The very fact that the Investigative Committee allotted an
11-member team to meeting with CPJ, and that the Foreign Ministry sent its own
representative to engage with us on the issue, demonstrates that Russia’s government realizes the significance of
the matter, and its negative repercussions for Russia’s image abroad and rule of
law at home. They seem to recognize the need to remedy the record. This is a welcome
change from Russia’s
previous, largely nonresponsive behavior to similar calls for substantive
dialogue. But willingness to meet should not be confused with the will to act,
which is yet to come. And CPJ will be calling the Investigative Committee on
its commitment to make headway in the 17 cases--we agreed to come back to Moscow and meet with the
agency in a year for a progress update.
After releasing our report in Moscow,
CPJ traveled to London to launch Anatomy of Injustice in the United Kingdom
by holding a joint panel with local press freedom group Index on Censorship.
The panel also featured the director of the BBC's Global News division, Richard
Sambrook, and prominent Russian journalist-in-exile Manana Aslamazian.
Elisabeth Witchel, the coordinator of CPJ’s Campaign Against Impunity, and I
met with journalists, human rights advocates, and local think tanks to share
the findings of our report and strategize about a unified approach to combating
the problem.

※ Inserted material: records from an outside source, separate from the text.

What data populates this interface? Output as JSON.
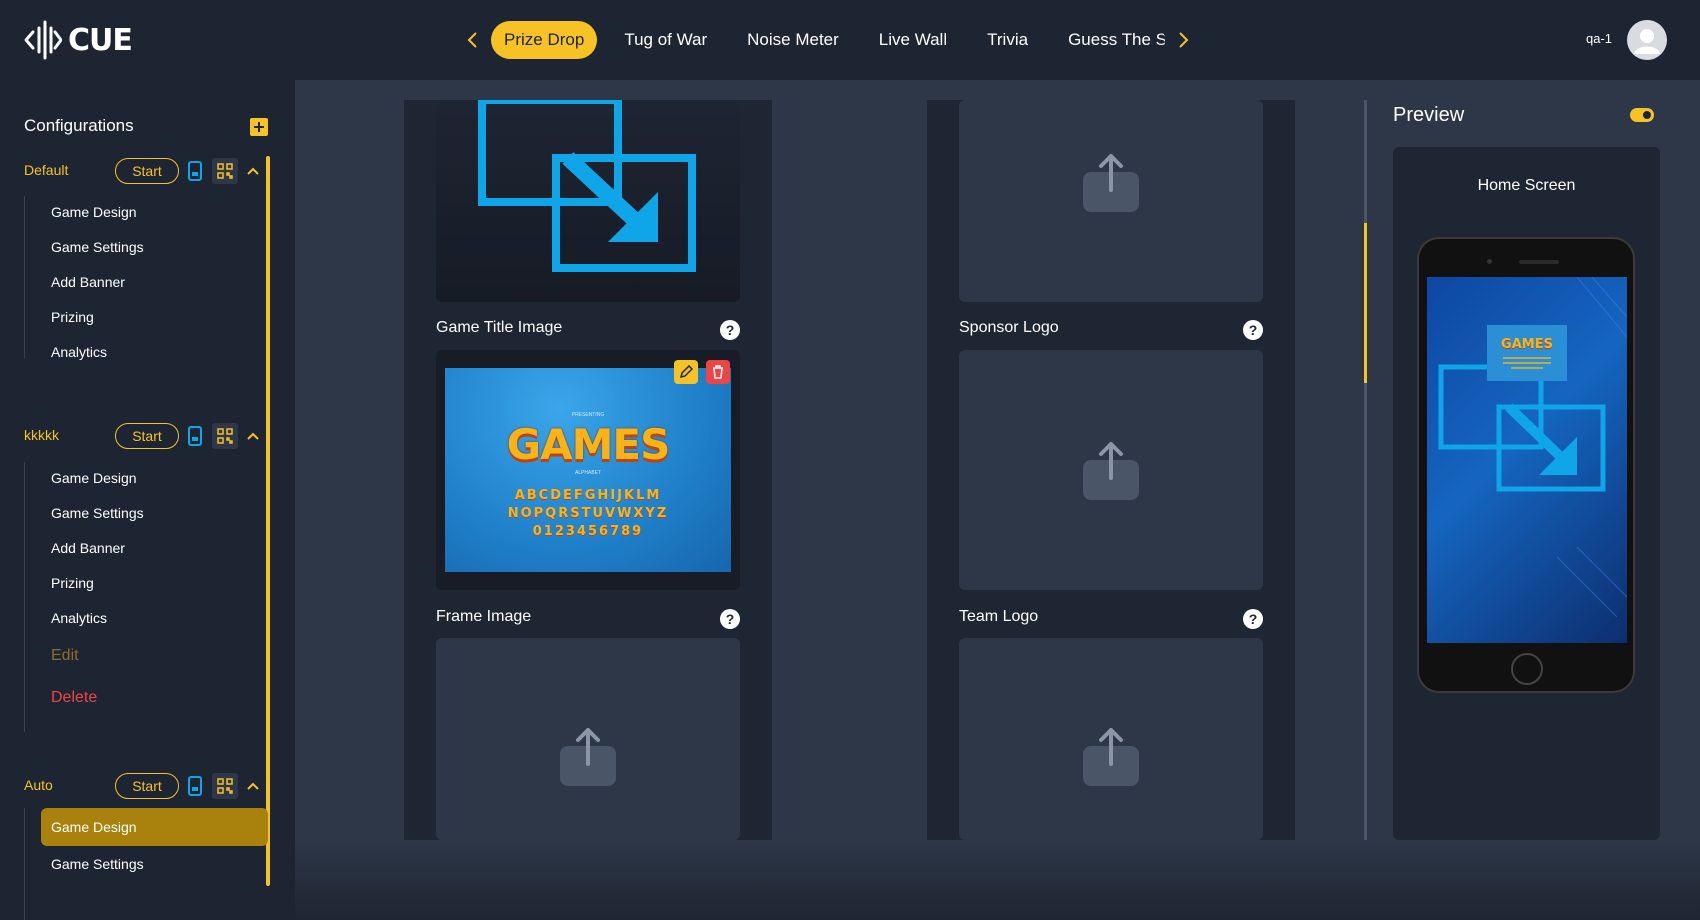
{
  "app": {
    "brand": "CUE"
  },
  "nav": {
    "tabs": [
      "Prize Drop",
      "Tug of War",
      "Noise Meter",
      "Live Wall",
      "Trivia",
      "Guess The Sc"
    ],
    "active_index": 0
  },
  "user": {
    "name": "qa-1"
  },
  "sidebar": {
    "title": "Configurations",
    "configs": [
      {
        "name": "Default",
        "start_label": "Start",
        "items": [
          "Game Design",
          "Game Settings",
          "Add Banner",
          "Prizing",
          "Analytics"
        ]
      },
      {
        "name": "kkkkk",
        "start_label": "Start",
        "items": [
          "Game Design",
          "Game Settings",
          "Add Banner",
          "Prizing",
          "Analytics"
        ],
        "edit_label": "Edit",
        "delete_label": "Delete"
      },
      {
        "name": "Auto",
        "start_label": "Start",
        "items": [
          "Game Design",
          "Game Settings"
        ],
        "active_item": "Game Design"
      }
    ]
  },
  "assets": {
    "left": [
      {
        "label": "Game Title Image",
        "help": "?"
      },
      {
        "label": "Frame Image",
        "help": "?"
      }
    ],
    "right": [
      {
        "label": "Sponsor Logo",
        "help": "?"
      },
      {
        "label": "Team Logo",
        "help": "?"
      }
    ]
  },
  "frame_image_text": {
    "presenting": "PRESENTING",
    "word": "GAMES",
    "alphabet": "ALPHABET",
    "row1": "ABCDEFGHIJKLM",
    "row2": "NOPQRSTUVWXYZ",
    "row3": "0123456789"
  },
  "preview": {
    "title": "Preview",
    "screen_title": "Home Screen",
    "mini_word": "GAMES"
  },
  "colors": {
    "accent": "#f6c224",
    "bg_dark": "#1e2532",
    "bg_main": "#2d3748",
    "image_blue": "#0ea5e9",
    "danger": "#ef4444"
  }
}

The consensus was immediate--a more focused and coordinated effort
among press freedom groups in Russia
and abroad is necessary; the moment to act is now. We also met with
representatives from the Russia Section at the U.K. Foreign & Commonwealth
Office, who demonstrated deep awareness of the problem and promised to continue
to press Russia
on it in bilateral and multilateral meetings.
Jean-Paul Marthoz, senior adviser to CPJ's Impunity Campaign, and I finished a full round of meetings with representatives
of the European Parliament and the European Commission. We shared the findings of Anatomy
of Injustice with them and discussed the levels of engagement between Russia
and the European Union on the issue of impunity. We received assurance that the
EU remains committed to supporting journalists and human rights defenders on
the ground in Russia.
Anatomy of Injustice, representatives
told CPJ, will be used as a working document in preparation for upcoming
dialogue sessions between the EU and Russia, scheduled to start in early
November. CPJ is also due to meet with representatives from the European
Council, the European Union’s main governing body, on Tuesday.